Зазвонов вышел из туалета. Я посмотрел на себя в зеркало. Тогда в таком сортире мне бывать еще не доводилось. Здесь все сверкало, краны блестели, стопкой лежали белые махровые полотенца, пахло дорогим мылом, отдушками. Я вспомнил запах мыла, лежавшего на краю железной раковины в сортире возле метро «Кропоткинская», на месте которого теперь – и это вполне естественно, – ювелирный магазин. В этом сортире я был со своим отцом. Я стоял у лотка, отец справа, а слева – дядька в низко надвинутой шляпе и светлом плаще. Позже, когда мы шли по бульвару, отец сказал – кто был дядька в шляпе, как его зовут, чем он известен. Я запомнил дядьку, как и встречу с отцом, на всю жизнь.

Из встреченных в сортирах составился список, он вряд ли будет увеличиваться, но знаменитостей в нем хватает: великий музыкант и композитор, миллиардер, два нобелевских лауреата, выдающийся танцовщик, знаменитый рок-певец – Катя пригласила посмотреть Лондон, вскоре после того, как Илья получил срок, думала, мне это поможет. С ее лондонским приятелем мы сидели в дорогом и пафосном пабе, рок-певец за загородкой, с прихлебателями и телохранителями, а помочиться пошел к писсуарам как простой турист. Эти люди важны не сами по себе. Каждый из них – кнопка, удерживающая в моей памяти важное событие. Кнопкой в сортире на «Кропоткинской» стал Молотов, Молотов Вячеслав Михайлович.

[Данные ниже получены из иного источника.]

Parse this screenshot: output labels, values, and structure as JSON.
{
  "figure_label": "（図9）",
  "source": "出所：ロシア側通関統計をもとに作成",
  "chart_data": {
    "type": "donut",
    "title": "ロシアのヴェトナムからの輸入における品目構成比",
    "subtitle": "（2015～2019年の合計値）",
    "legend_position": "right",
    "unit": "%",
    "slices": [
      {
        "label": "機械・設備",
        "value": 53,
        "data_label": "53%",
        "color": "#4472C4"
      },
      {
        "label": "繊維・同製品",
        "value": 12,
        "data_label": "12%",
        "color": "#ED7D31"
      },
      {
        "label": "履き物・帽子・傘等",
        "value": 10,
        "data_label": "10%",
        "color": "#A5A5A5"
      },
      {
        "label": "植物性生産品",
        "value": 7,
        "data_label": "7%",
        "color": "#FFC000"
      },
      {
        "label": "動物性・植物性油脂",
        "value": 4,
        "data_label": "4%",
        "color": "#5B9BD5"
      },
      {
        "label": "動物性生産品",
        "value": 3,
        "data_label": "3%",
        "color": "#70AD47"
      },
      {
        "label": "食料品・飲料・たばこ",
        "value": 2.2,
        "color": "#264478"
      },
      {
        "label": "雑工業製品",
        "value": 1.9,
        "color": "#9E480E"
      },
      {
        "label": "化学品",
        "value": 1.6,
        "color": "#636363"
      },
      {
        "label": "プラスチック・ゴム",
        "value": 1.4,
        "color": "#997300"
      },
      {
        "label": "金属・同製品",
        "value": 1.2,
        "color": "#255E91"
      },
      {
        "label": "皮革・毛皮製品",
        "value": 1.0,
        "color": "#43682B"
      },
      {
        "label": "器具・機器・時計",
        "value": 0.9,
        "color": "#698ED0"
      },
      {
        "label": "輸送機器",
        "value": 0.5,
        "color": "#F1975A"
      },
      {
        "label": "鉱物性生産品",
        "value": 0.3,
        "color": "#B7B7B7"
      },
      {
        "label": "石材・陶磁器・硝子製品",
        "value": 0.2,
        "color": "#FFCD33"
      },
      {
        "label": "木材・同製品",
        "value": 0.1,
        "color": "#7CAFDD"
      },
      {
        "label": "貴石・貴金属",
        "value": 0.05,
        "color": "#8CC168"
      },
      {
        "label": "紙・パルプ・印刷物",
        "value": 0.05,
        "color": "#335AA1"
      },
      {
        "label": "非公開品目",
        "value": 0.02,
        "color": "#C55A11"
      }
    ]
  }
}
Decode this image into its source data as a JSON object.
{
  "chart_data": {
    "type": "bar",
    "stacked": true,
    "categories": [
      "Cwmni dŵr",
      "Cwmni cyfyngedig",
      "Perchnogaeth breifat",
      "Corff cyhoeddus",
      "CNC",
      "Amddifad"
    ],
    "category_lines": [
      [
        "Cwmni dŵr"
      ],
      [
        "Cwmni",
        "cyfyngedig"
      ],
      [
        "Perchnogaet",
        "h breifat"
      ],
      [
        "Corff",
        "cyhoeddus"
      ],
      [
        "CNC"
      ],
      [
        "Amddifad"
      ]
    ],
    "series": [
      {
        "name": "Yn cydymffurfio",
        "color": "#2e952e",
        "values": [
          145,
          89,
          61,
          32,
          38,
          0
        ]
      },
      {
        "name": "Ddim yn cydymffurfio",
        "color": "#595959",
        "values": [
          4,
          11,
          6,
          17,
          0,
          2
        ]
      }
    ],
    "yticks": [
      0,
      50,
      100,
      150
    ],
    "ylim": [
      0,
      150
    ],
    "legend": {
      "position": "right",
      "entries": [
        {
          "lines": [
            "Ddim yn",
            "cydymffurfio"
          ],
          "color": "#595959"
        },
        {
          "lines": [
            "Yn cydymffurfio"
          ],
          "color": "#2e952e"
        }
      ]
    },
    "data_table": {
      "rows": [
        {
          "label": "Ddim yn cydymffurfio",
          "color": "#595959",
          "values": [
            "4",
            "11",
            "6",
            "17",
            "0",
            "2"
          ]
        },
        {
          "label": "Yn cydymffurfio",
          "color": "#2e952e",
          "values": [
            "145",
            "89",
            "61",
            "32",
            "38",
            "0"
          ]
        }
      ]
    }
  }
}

Молотов, недавно отправленный на пенсию, мочился и постанывал, мне показалось – что-то пел себе под нос, а я стоял в новенькой курточке, привезенной отцом, с которым я познакомился часа за полтора до посещения сортира. Моя мать ввела отца в комнату, провела мимо сидевшей в кресле с газетой бабушки, поставила передо мной, пытавшимся перерисовать карандашом с ломающимся грифелем гравюру из дореволюционной детской энциклопедии, «Вестготы захватывают Рим», и сказала: «Это твой отец!»

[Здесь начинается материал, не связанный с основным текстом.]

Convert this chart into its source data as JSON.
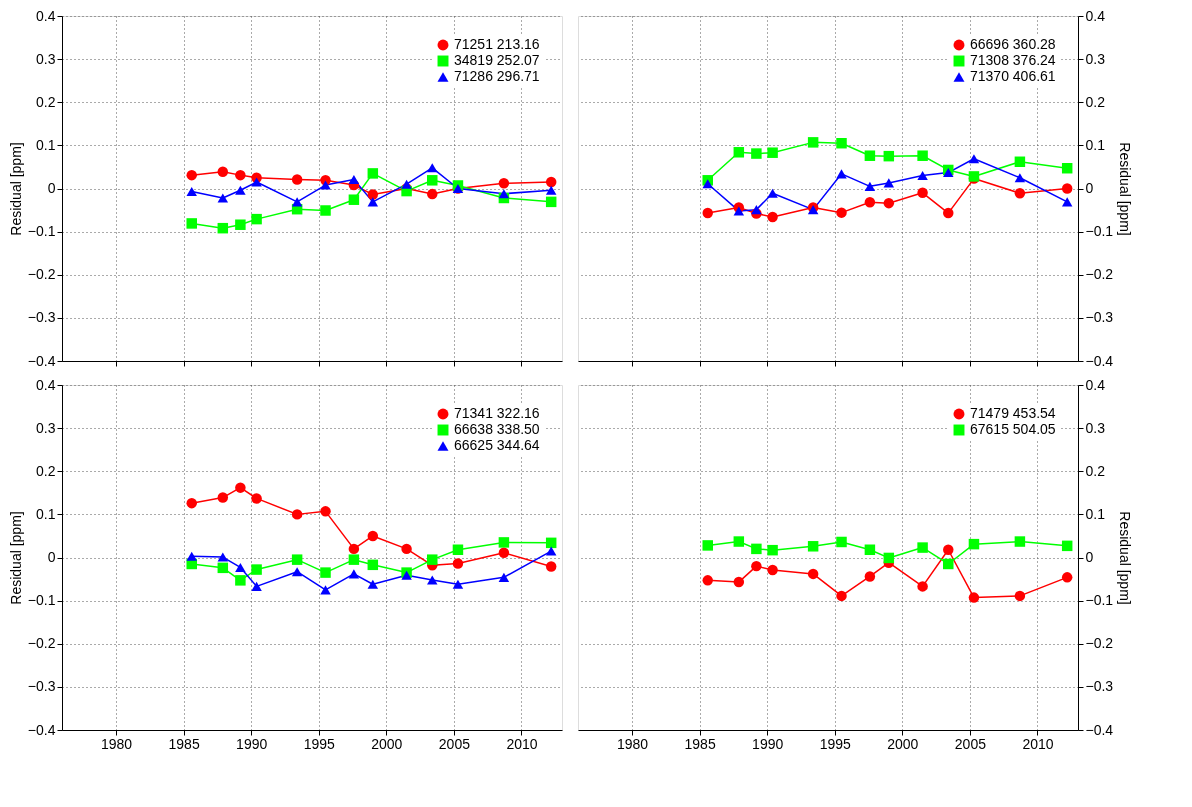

Мы с ней тогда, для меня – неожиданно, решили навестить бабушку, с которой у матери, после того, как она вышла замуж за Шихмана, отношения были не самыми лучшими. Свалились на бабушку как гром среди ясного неба. Любимое, кстати, бабушкино выражение. Мать использовала бабушкины полторы комнаты как место явки. Я поднял глаза на отца. Он был в сером костюме. Светло– синий галстук. Его ботинки были с дырочками, на толстой подошве. Так красиво папа Шихман одевался только на день чекиста. Да и то у него не было таких ботинок и галстука, он не пах лимонами.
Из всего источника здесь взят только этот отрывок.